Williams v. Commissioner
28 T.C. 1000 (Tax Ct. 1957)

  • In 1951, Williams provided services to McConkey and Housley. In return they gave him a promissory note for $7166, payable in 240 days.
    • A promissory note is pretty much the same as an IOU, with a date payable included.
  • Williams tried to sell the promissory note, but couldn't find a buyer. McConkey and Housley didn't have the money to pay until three years later when they settled for $6666.
  • Williams reported the $6666 as gross income as part of his 1954 taxes, but he didn't include it as income on his 1951 taxes. The IRS disagreed and assessed a deficiency.
    • The IRS argued that the receipt of the promissory note constituted taxable income in 1951.
    • Williams argued that he didn't actually get the money until 1954, so it shouldn't be taxed until that year.
      • Williams argued that the promissory note wasn't a payment, it was just evidence that McConkey and Housley owed him money.
  • The Tax Court found for Williams.
    • The Tax Court found that the promissory note was not payment, but only evidence of indebtedness.

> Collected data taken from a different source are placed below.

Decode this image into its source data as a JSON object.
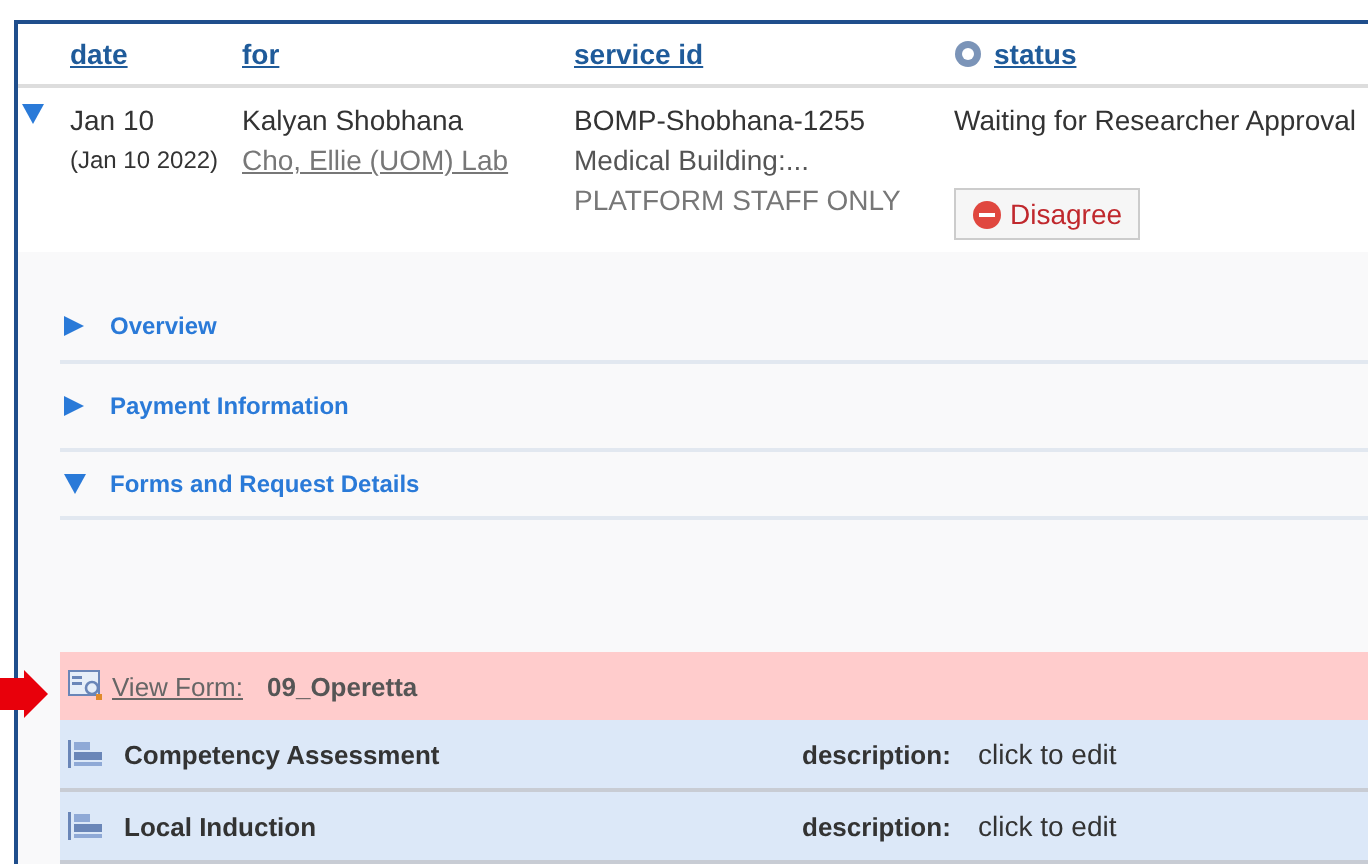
{
  "table": {
    "columns": [
      {
        "label": "date",
        "help": false
      },
      {
        "label": "for",
        "help": false
      },
      {
        "label": "service id",
        "help": false
      },
      {
        "label": "status",
        "help": true
      }
    ],
    "row": {
      "expanded": true,
      "date": "Jan 10",
      "date_full": "(Jan 10 2022)",
      "for_name": "Kalyan Shobhana",
      "for_lab": "Cho, Ellie (UOM) Lab",
      "service_lines": [
        "BOMP-Shobhana-1255",
        "Medical Building:..."
      ],
      "service_note": "PLATFORM STAFF ONLY",
      "status": "Waiting for Researcher Approval",
      "action": "Disagree"
    }
  },
  "sections": [
    {
      "label": "Overview",
      "expanded": false
    },
    {
      "label": "Payment Information",
      "expanded": false
    },
    {
      "label": "Forms and Request Details",
      "expanded": true
    }
  ],
  "form": {
    "link": "View Form:",
    "name": "09_Operetta",
    "items": [
      {
        "name": "Competency Assessment",
        "field": "description:",
        "value": "click to edit"
      },
      {
        "name": "Local Induction",
        "field": "description:",
        "value": "click to edit"
      }
    ]
  }
}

      • The Court noted that Williams tried to sell the promissory note, but couldn't find a buyer. That was evidence that the note had no fair market value.
    • The Court noted that even if the promissory note counted as a payment, Williams couldn't have collected his money for 240 days, which would have been in 1952, so the income should not have been included in his 1951 income anyway.